First, let's define the equation for radioactive decay:
N = N0 * (1/2)^(t/T)
Where:
N0 is the initial amount of the radioactive isotope (in this case, the 14C present in living tissue),
N is the current amount of the radioactive isotope,
t is the time that has passed since the decay started, and
T is the half-life of the radioactive isotope (in this case, T = 5.73 × 10^3 years for carbon-14).

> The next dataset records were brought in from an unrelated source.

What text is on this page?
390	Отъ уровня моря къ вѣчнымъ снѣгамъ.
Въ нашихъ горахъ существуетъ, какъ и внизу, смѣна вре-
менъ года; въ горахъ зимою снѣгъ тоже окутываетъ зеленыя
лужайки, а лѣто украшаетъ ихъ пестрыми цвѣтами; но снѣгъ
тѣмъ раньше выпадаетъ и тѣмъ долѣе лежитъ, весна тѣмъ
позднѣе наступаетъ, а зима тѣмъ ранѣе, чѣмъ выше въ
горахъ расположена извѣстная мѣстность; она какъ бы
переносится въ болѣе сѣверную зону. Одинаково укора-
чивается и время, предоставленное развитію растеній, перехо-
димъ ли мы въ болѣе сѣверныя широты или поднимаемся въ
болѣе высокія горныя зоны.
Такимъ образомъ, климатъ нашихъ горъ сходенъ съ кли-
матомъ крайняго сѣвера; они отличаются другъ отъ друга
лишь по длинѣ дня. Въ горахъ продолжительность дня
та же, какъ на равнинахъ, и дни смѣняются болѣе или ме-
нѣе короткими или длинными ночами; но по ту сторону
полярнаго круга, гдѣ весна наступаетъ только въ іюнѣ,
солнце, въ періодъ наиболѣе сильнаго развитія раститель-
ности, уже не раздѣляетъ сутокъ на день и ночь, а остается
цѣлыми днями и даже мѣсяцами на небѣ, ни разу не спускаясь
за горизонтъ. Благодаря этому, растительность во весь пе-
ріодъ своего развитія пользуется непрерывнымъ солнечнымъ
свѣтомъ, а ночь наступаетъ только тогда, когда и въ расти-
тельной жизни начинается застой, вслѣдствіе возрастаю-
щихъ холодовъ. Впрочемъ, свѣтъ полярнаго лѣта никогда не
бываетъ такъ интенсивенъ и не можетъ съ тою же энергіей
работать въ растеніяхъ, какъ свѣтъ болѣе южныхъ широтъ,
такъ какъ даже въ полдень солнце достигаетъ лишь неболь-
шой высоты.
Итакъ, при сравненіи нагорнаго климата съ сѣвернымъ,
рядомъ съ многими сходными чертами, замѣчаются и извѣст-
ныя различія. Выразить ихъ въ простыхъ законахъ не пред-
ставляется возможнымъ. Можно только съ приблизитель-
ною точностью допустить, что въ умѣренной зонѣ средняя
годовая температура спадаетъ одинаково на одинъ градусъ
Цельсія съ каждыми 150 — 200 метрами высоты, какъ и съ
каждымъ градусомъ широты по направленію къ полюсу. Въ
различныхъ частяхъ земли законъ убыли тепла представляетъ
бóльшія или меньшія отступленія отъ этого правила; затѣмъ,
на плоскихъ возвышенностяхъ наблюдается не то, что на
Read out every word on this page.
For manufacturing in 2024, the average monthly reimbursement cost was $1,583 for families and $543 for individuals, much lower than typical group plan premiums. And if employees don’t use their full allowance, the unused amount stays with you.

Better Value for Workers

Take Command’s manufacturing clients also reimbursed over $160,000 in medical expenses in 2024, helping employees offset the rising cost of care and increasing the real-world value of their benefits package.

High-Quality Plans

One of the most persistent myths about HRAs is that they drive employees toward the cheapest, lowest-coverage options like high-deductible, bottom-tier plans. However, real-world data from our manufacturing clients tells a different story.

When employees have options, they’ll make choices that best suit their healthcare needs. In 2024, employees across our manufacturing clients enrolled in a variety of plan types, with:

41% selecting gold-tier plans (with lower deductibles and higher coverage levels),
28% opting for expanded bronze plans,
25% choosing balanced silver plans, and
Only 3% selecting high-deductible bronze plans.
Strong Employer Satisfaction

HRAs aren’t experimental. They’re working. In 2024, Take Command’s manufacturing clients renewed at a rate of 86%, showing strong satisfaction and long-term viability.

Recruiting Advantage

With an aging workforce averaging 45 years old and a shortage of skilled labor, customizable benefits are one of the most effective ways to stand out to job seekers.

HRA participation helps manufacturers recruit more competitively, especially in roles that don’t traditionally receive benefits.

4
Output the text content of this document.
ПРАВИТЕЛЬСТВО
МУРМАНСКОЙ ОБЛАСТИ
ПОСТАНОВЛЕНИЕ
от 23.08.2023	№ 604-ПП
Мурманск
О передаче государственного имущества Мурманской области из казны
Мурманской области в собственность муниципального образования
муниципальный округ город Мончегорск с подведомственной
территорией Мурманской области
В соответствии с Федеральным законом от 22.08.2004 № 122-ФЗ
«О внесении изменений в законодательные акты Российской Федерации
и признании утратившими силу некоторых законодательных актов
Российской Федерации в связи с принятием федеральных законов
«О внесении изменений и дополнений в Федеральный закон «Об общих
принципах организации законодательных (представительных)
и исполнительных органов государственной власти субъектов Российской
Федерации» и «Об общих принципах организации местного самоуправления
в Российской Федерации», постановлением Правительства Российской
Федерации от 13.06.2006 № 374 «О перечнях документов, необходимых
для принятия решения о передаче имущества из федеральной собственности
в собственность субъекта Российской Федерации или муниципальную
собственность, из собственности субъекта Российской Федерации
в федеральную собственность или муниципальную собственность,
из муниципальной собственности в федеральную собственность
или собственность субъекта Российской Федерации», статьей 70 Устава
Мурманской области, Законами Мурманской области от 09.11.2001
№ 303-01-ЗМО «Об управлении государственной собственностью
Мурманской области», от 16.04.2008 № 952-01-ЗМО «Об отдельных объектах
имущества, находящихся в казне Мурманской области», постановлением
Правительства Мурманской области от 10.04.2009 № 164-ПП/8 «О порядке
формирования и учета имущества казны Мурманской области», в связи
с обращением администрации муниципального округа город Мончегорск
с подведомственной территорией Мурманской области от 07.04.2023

Using this equation, we can solve for t, the age of the skeleton:
6.3% = 100 * (1/2)^(t/T)
Dividing both sides by 100, we get:
0.063 = (1/2)^(t/T)
To solve for t, we can take the logarithm of both sides (base 1/2):
log2(0.063) = log2[(1/2)^(t/T)]
Using the logarithm properties, we have:
log2(0.063) = (t/T) * log2(1/2)
Since log2(1/2) = -1, we can simplify further:
log2(0.063) = -(t/T)
Finally, solving for t, we have:
t = - (T * log2(0.063))
Substituting the given value for T (5.73 × 10^3 years) into the equation, we can calculate the age of the skeleton.
t = - (5.73 × 10^3 years) * log2(0.063)
t ≈ 18789 years
Therefore, the skeleton is approximately 18,789 years old based on the 14C analysis.